1. the UK GDPR (like the GDPR) does not cover the data protection activities of foreign governments/national security ; and
2. Clearview currently only offers its services to foreign governments; as such its activities are to be treated for the purposes of UK GDPR (and GDPR) as being the activities of foreign governments.

Additional Considerations

In its judgment, the Tribunal also shed light on some other points that have wider application, especially for data matching services.

• Scope of Article 3(2)(b) UK GDPR – The extra territorial effect of Article 3(2)(b) applies if the relevant processing activities relate to monitoring of the behaviour of UK residents, but the Tribunal went on to explain that:
  • "behaviour" has a broader meaning than just a description of a person (e.g. name, date of birth, height, hair colour) it means information that "would reveal that the person is doing something" (paragraph 117). For example, a person's habits, such as what they drink.
  • "monitoring" includes tracking a person at a fixed point in time as well as on a continuous or repeated basis.
  • in this case, Clearview was not themselves monitoring UK residents because its processing was limited to creating and maintaining a database of facial images and biometric vectors. However, Clearview's clients were using its services for monitoring purposes. As such, Clearview's processing "related to" monitoring under Article 3(2)(b) and so would have been caught by UK GDPR but for the fact that the processing was carried out by foreign law enforcement agencies.

Meaning of "Joint Controller" – A company offering services like Clearview, could be considered a joint controller with its clients where both determine the purposes and means of processing. In this case, Clearview was a joint controller with its clients because it imposed restrictions on how clients could use the services (i.e., limited to matters of law enforcement and national security) and determined the means of processing when matching the search image against Clearview's facial recognition database.

Commentary

Clearview's successful appeal from the ICO decision turns on the question whether all the processing it carries out is processing related to the monitoring of behaviour by foreign law enforcement agencies which is exempt from the application of UK GDPR and GDPR. In one sense this is a case specific question of fact which might in itself not be a significant development in the law (and may even be short-lived if the ICO is successful in its appeal). Without such a fact specific exemption, the processing of publicly available data of people in the UK for the purpose of monitoring their behaviour falls within the scope of the UK GDPR.

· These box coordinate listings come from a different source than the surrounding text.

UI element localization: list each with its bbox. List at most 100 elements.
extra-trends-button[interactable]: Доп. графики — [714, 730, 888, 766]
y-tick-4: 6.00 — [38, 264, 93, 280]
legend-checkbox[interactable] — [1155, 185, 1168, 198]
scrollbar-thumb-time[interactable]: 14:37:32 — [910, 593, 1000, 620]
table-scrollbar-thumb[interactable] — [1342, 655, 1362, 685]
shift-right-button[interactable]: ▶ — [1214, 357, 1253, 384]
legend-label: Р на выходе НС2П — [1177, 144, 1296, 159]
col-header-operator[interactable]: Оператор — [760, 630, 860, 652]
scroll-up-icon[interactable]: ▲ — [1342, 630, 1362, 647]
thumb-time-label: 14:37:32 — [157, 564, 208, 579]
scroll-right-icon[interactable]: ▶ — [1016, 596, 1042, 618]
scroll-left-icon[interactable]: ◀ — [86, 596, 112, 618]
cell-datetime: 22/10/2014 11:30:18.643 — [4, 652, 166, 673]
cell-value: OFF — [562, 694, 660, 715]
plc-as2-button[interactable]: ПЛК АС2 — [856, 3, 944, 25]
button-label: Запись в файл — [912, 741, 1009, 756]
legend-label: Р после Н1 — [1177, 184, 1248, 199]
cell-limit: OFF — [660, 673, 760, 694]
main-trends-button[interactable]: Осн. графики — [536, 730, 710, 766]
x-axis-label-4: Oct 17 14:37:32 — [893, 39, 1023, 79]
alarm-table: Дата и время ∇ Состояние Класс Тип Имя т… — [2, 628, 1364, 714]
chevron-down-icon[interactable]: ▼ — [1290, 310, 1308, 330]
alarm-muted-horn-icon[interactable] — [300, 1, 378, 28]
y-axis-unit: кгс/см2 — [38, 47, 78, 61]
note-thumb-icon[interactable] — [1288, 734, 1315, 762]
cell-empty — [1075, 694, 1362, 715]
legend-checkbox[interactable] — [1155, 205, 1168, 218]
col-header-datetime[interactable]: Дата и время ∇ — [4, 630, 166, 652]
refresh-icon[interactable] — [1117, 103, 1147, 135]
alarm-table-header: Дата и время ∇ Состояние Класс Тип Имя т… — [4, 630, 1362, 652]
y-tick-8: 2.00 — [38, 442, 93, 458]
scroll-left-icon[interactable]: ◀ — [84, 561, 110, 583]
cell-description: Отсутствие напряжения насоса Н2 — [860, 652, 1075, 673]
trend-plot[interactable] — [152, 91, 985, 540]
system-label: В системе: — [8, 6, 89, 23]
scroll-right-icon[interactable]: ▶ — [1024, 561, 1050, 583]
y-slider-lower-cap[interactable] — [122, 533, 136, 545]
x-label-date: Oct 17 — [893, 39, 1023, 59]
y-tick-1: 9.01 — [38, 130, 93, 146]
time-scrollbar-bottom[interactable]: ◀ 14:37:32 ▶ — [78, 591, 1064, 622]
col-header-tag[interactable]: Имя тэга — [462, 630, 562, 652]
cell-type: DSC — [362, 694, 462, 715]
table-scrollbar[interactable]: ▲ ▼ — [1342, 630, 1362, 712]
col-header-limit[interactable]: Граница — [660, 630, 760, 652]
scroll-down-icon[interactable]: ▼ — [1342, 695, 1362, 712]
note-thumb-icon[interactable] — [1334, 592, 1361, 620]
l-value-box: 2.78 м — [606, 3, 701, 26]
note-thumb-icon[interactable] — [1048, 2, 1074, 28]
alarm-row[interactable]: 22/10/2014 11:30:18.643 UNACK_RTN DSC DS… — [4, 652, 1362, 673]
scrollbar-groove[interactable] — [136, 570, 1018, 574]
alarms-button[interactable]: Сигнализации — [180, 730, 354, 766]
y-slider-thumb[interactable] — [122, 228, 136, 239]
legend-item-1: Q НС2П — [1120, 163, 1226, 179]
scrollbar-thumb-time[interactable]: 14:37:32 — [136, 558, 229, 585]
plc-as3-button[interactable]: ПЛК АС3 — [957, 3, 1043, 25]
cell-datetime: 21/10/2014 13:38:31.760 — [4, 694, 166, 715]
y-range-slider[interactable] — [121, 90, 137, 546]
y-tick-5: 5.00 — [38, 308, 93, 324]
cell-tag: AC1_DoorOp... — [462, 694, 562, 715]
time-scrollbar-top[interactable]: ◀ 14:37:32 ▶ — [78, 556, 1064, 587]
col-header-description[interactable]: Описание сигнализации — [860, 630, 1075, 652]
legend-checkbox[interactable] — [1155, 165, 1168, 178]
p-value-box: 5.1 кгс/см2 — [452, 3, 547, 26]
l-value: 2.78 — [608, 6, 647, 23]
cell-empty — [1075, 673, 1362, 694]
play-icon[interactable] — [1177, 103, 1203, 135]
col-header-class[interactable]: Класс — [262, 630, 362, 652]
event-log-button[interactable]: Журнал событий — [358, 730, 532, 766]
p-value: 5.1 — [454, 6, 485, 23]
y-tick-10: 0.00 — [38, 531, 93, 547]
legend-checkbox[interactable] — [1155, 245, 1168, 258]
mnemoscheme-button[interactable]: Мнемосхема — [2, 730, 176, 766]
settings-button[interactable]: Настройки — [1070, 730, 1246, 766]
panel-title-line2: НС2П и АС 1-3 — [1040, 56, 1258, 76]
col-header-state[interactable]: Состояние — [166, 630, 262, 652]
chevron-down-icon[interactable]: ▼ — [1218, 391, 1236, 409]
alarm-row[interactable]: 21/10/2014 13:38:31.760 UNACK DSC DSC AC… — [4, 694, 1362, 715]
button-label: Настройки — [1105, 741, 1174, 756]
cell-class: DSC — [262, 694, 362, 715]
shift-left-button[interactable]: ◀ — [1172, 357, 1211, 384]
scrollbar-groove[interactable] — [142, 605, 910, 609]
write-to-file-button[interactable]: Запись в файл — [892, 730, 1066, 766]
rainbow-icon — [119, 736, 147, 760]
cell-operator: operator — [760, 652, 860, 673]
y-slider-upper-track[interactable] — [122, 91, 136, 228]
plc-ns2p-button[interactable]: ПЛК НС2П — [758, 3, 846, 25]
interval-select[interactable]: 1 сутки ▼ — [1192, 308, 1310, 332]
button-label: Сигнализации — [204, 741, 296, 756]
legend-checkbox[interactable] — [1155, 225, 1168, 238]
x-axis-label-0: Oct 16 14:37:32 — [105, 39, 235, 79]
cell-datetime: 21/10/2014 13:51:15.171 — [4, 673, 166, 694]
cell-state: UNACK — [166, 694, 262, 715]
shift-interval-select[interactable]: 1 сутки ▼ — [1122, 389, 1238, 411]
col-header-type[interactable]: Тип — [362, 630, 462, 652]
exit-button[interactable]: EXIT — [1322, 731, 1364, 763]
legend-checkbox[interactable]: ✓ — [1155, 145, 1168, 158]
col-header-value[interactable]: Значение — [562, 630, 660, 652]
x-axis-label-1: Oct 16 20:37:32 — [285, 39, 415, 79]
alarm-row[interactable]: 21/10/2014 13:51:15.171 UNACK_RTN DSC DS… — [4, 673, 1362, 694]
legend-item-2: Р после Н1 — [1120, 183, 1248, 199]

What is perhaps of greater interest in this judgment is what it could mean for the commercial use of large-scale identifying databases by non-UK companies that do not have Clearview's client base (i.e. foreign law enforcement). In this case, the Tribunal (and the ICO) made a broad assumption that Clearview's database contained UK data on the basis that it involved scraping the global internet and social media. As such, there is a risk now that any non-UK company that relies upon data from a company that could include data identifying UK residents could be subject to the UK GDPR merely by the nature of its use of the Internet and/or social media. Further, this judgment makes clear that a controller or processor may be caught by the extra-territorial scope of the UK GDPR on the basis that its processing activities relate to the monitoring of the behaviour of data subjects in the UK, even where that entity is not itself monitoring data subjects, but where its activities enable its customers to conduct such monitoring. This arguably represents a significant extension in the extra- territorial reach of UK GDPR and will increase the compliance burden on such companies as well as their clients.